Unsere vier Kinder sind die ersten Jahre ohne verarbeitet Produkte grossgewachsen. Zucker haben sie nur in natürlicher Form zu sich genommen (Früchte, etc)., sie haben keine verarbeiteten Produkte aus den Warenläden gegessen und nie Süssgetränke (Cola, Fanta etc) konsumiert. Später haben sie auch mal einen Kuchen oder Keks, oder auch ein Stück Schockolade genossen, die auch Zucker enthielten. Aber sie waren selbstgemacht und hatten nur halb soviel Zucker, wie auf den Rezepten angegeben.
Heute sind sie Jugendliche, und sie entscheiden selber, was sie essen. Sie mögen keine Zusatzstoffe, sie finden gekaufte Produkte eckelerregend, da viel zu süss und oft mit künstlichen Aromen "aufgepeppt". Joghurts und Thee mögen sie nur ungezuckert, etc...
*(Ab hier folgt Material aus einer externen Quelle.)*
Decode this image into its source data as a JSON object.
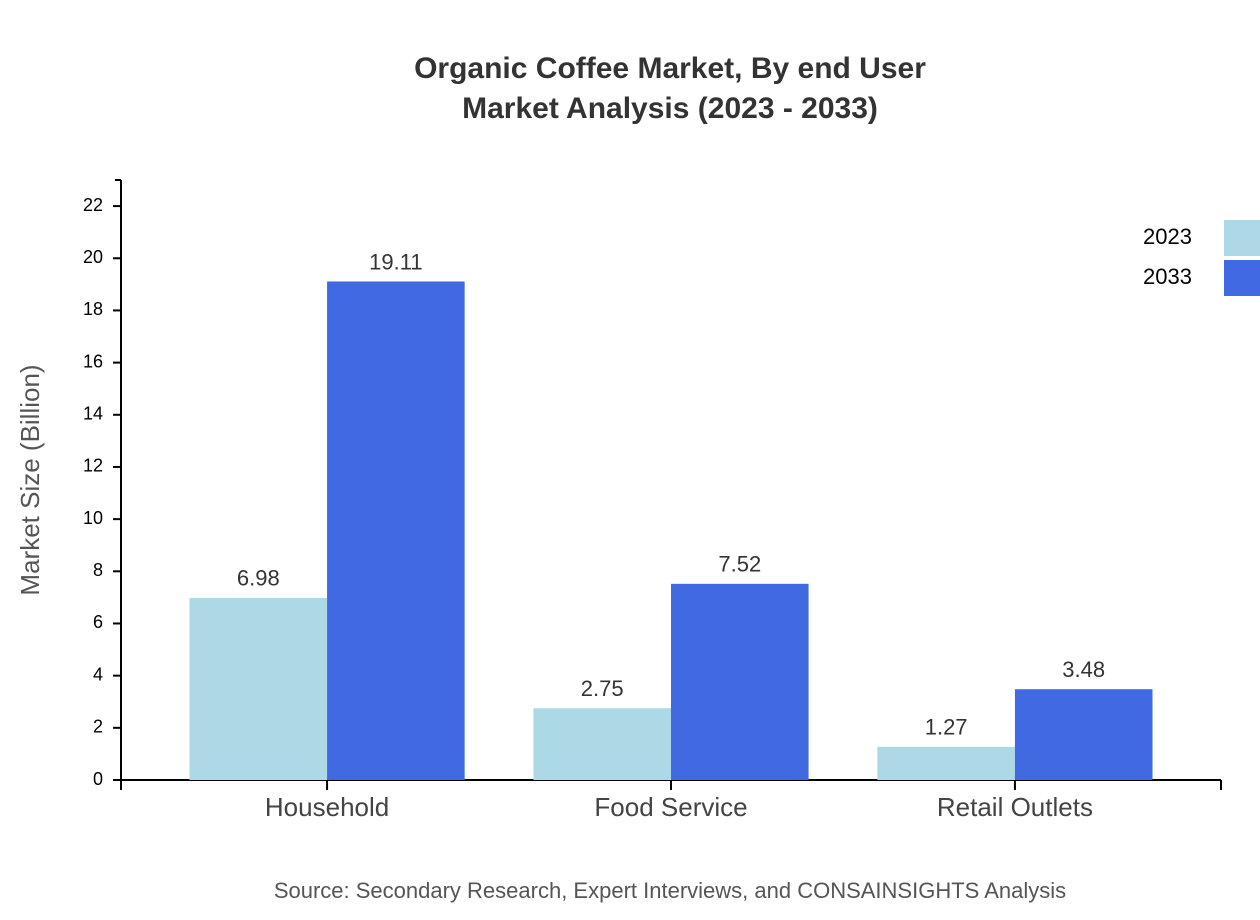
{
  "chart_data": {
    "type": "bar",
    "title": "Organic Coffee Market, By end User",
    "subtitle": "Market Analysis (2023 - 2033)",
    "y_label": "Market Size (Billion)",
    "source": "Source: Secondary Research, Expert Interviews, and CONSAINSIGHTS Analysis",
    "categories": [
      "Household",
      "Food Service",
      "Retail Outlets"
    ],
    "series": [
      {
        "name": "2023",
        "color": "#add8e6",
        "values": [
          6.98,
          2.75,
          1.27
        ]
      },
      {
        "name": "2033",
        "color": "#4169e1",
        "values": [
          19.11,
          7.52,
          3.48
        ]
      }
    ],
    "ylim": [
      0,
      23
    ],
    "yticks": [
      0,
      2,
      4,
      6,
      8,
      10,
      12,
      14,
      16,
      18,
      20,
      22
    ],
    "legend": "top-right"
  }
}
Es ist offensichtlich, dass das Verlangen nach Zucker in dem Mass, wie wir es heute vorfinden in den Angeboten, nicht naturgegeben ist, sondern künstlich erregt wird. Zucker bewirkt im Körper eine Abhängigkeit, wie wir sie nur von Drogen kennen. Die Folgen für die Gesundheit sind auch dramatisch, aber erst längerfristig.
Es ist enttäuschend, wie lauwarm und schönfärberisch Herr Berset das Thema angeht.
Wie heisst es doch so schön: "Glaube keiner Statistik, die Du nicht selber gefälscht hast." Das Volk wird einfach wieder mal verarscht, wo es nur geht. Auch 15% Zucker ist immer noch viel zu viel. Ich bin der Meinung, dass ein Grenzwert von max. 1-2% zugesetzten Zucker angebracht wäre, wobei deklariert werden müsste, wieviel Fruchtzucker und wieviel zugesetzter Zucker enthalten ist. Das gilt auch für Joghurts.